Time went on. I worked on other projects, but the idea kept coming back to me.
The material at the link above is the most recent peak in that idea. This defaults largely back to the 2nd edition rules, and does not include a set way of increasing skills so gained (such as Sleight of Hand or Stealth); it may in the future. As presented, there are no guidelines for creating a class in it, but the last few years have led me to like single XP tables for class-based games; rather than balancing various abilities and various XP tables, there's a simplicity in balancing everything on a single XP table, and making efforts to balance every class on that, itself. To that end, I propose two solutions, depending on your love of crunch.
1) Allow everyone to build their character, and set an XP table based on their total cost. To do this, you reference the "create a class" rules in the 2nd edition Dungeon Master's Guide, and give a 0.05 multiplier on the XP table (Table 21) for every point used in class creation (and, thus, a full 1 multiplier for every 20 points spent). Everyone will have a different XP table, but it will be one they've chosen, based on what they want to do.

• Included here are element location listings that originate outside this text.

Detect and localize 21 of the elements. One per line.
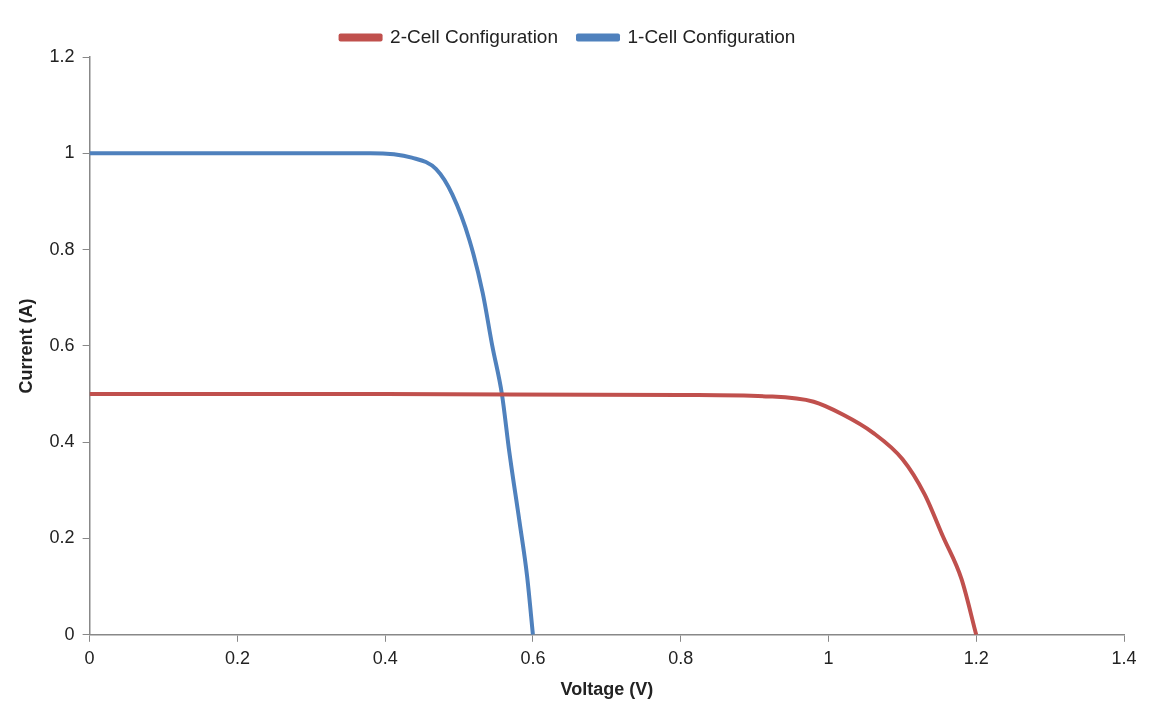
y-axis-title: Current (A) xyxy=(15,298,36,394)
x-tick-label: 0.4 xyxy=(372,647,398,668)
y-tick-label: 1.2 xyxy=(49,45,75,66)
x-tick-label: 0.6 xyxy=(520,647,546,668)
y-tick-label: 1 xyxy=(64,142,75,163)
x-tick-label: 0.2 xyxy=(224,647,250,668)
y-tick-label: 0.8 xyxy=(49,238,75,259)
legend-label: 1-Cell Configuration xyxy=(627,25,796,47)
line-series xyxy=(89,151,535,635)
x-tick-label: 1.4 xyxy=(1111,647,1137,668)
x-axis-title: Voltage (V) xyxy=(560,679,654,700)
line-series xyxy=(89,392,979,635)
y-tick-label: 0 xyxy=(64,623,75,644)
x-tick-label: 0.8 xyxy=(668,647,694,668)
x-tick-label: 0 xyxy=(84,647,95,668)
y-tick-label: 0.6 xyxy=(49,334,75,355)
legend-label: 2-Cell Configuration xyxy=(390,25,558,47)
y-tick-label: 0.2 xyxy=(49,527,75,548)
y-tick-label: 0.4 xyxy=(49,431,75,452)
x-tick-label: 1.2 xyxy=(963,647,989,668)
x-tick-label: 1 xyxy=(823,647,834,668)
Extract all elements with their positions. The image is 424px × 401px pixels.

2) Set an XP table, set a CP cost, and let people design their own classes. If you give everyone 200 CP, you can make most characters in standard AD&D; lower numbers might require some hard choices. Everyone is on the same XP table, and everyone has the same starting CPs, so everyone should be more or less equal. You can set whatever XP table you like, but using the method of determining XP table in option 1 isn't the worst way you can do it.
I'm posting a link to this, rather than copy-pasting the whole document, because I intend to make occasional changes to it as I go along; I'm still interested in adding some rules for creating psionic characters, for example, but that requires me to decide which psionics system from AD&D I want to use, or if I want to volunteer my own.